地表気温は460℃にも達するが、この高温は金星が太陽に近いことが直接的な原因ではない。 金星に届く太陽光は厚い雲によりほとんどがさえぎられて、地表まで届く量は地球の10分の1である。 金星の地表から空を見上げれば、いつも曇り空で、どんよりと暗いだろう。 それにもかかわらず、大気中の大量の二酸化炭素が温室効果によって熱を閉じ込めるために、 わずかな太陽光エネルギーをもとにして効果的に暖まっているのである。 金星は温暖化の究極の姿を見せていると言える。

金星の来た道

金星と地球はともに約46億年前に誕生したと考えられる。 その頃の金星には地球と同様に大量の水があって海が形成されたということはありそうなことである。 しかし地球より少し太陽に近くて暖かかった金星では、水は徐々に水蒸気となって高層大気に運ばれた後、 太陽からの紫外線によって水素と酸素に分解され、少なくとも水素は重力を振り切って宇宙空間に逃げ出してしまったのかもしれない。 そう考える根拠の一つは、金星大気では通常の水素に対する重水素の割合が地球に比べて100倍も大きいことである。 もともと金星の水には地球と同様に、通常の水素に混じってごくわずか重水素が含まれていたが、 通常の水素に比べて重さが2倍の重水素は流出しにくいため、より多く大気に取り残されたのかもしれない。

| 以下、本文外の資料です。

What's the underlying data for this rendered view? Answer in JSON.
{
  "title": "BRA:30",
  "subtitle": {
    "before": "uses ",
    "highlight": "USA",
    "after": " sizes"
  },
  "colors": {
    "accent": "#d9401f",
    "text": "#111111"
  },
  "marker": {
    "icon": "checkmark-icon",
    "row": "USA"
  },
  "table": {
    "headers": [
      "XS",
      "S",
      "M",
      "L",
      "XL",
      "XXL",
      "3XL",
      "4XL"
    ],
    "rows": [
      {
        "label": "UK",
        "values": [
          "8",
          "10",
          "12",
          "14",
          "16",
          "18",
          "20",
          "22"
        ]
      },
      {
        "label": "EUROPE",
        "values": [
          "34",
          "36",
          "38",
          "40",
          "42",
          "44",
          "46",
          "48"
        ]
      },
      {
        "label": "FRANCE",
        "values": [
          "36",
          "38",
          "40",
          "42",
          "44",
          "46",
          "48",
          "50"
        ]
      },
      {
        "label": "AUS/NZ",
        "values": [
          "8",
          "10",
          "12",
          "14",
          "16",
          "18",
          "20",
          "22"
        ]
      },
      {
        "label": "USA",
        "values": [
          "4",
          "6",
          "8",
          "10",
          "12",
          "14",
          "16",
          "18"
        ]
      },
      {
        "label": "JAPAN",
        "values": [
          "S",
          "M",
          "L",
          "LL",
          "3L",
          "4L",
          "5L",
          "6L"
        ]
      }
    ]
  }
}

金星の大気が大量の二酸化炭素を含むのは、このようにして海が失われたせいかもしれない。 地球では二酸化炭素は海に溶け込んだあと炭酸カルシウムとなって沈澱し、地殻に取り込まれるため、大気中での量は小さく抑えられている。 金星ではそのようなしくみが働かないために、二酸化炭素がすべて大気中に残ったのかもしれない。

惑星気象衛星の挑戦

人類がこれまで手にした金星の情報は断片的なものである。 本当に海はあったのか、水や大気成分はどれほど宇宙空間に逃げたのか、どのような火山活動があるのか、気候のしくみはどうなっているのか ——今も肝心なことは謎に包まれている。 金星の環境の成り立ちがわかれば、地球が金星のようにならずにすんだ理由、 地球だけが温暖で湿潤な生命の星になれた理由がもっとよく分かるに違いない。 この確信が、私たちを金星へと駆り立てる。

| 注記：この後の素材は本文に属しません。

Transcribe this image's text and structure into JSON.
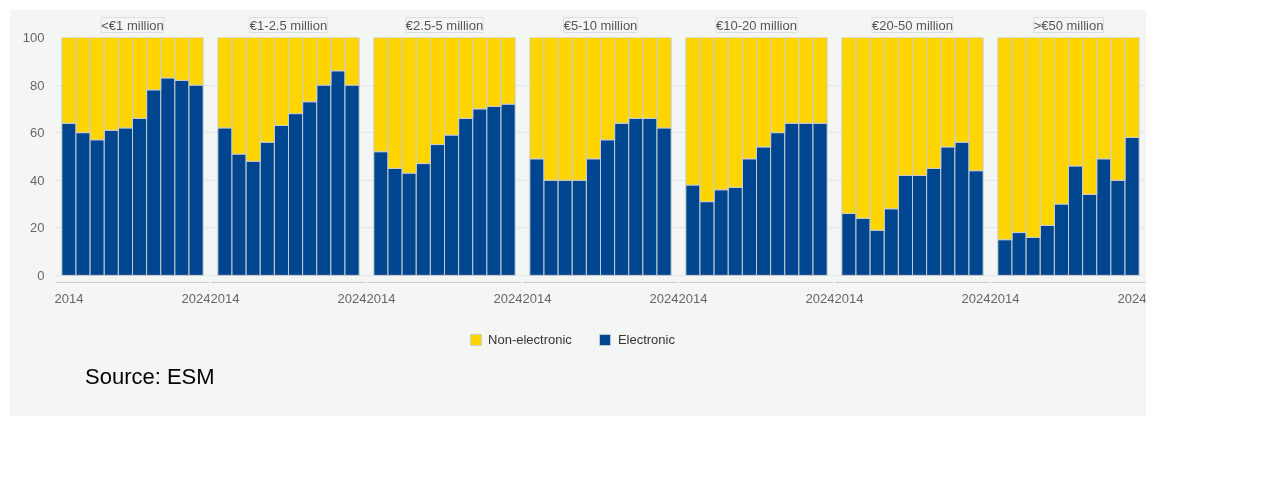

日本が送り出すプラネットCは、金星の風の謎に迫る世界初の惑星気象衛星である。 金星は243地球日もかけてゆっくりと自転しているが、大気はその60倍(時速400km)もの猛スピードで西向きに流れ、4地球日で金星を1周している。 このような風が金星では生じ、地球では生じないのはなぜなのか? 金星の風の不思議は地球の風の不思議でもある。 この風のメカニズムや、雲が作られるしくみを解明するために、プラネットCは雲の上から下までの大気の運動を3次元的な動画として描き出す。 地球の常識を超えた金星大気の謎が解けるとき、私たちは地球大気を見る新たな視点を獲得していることだろう。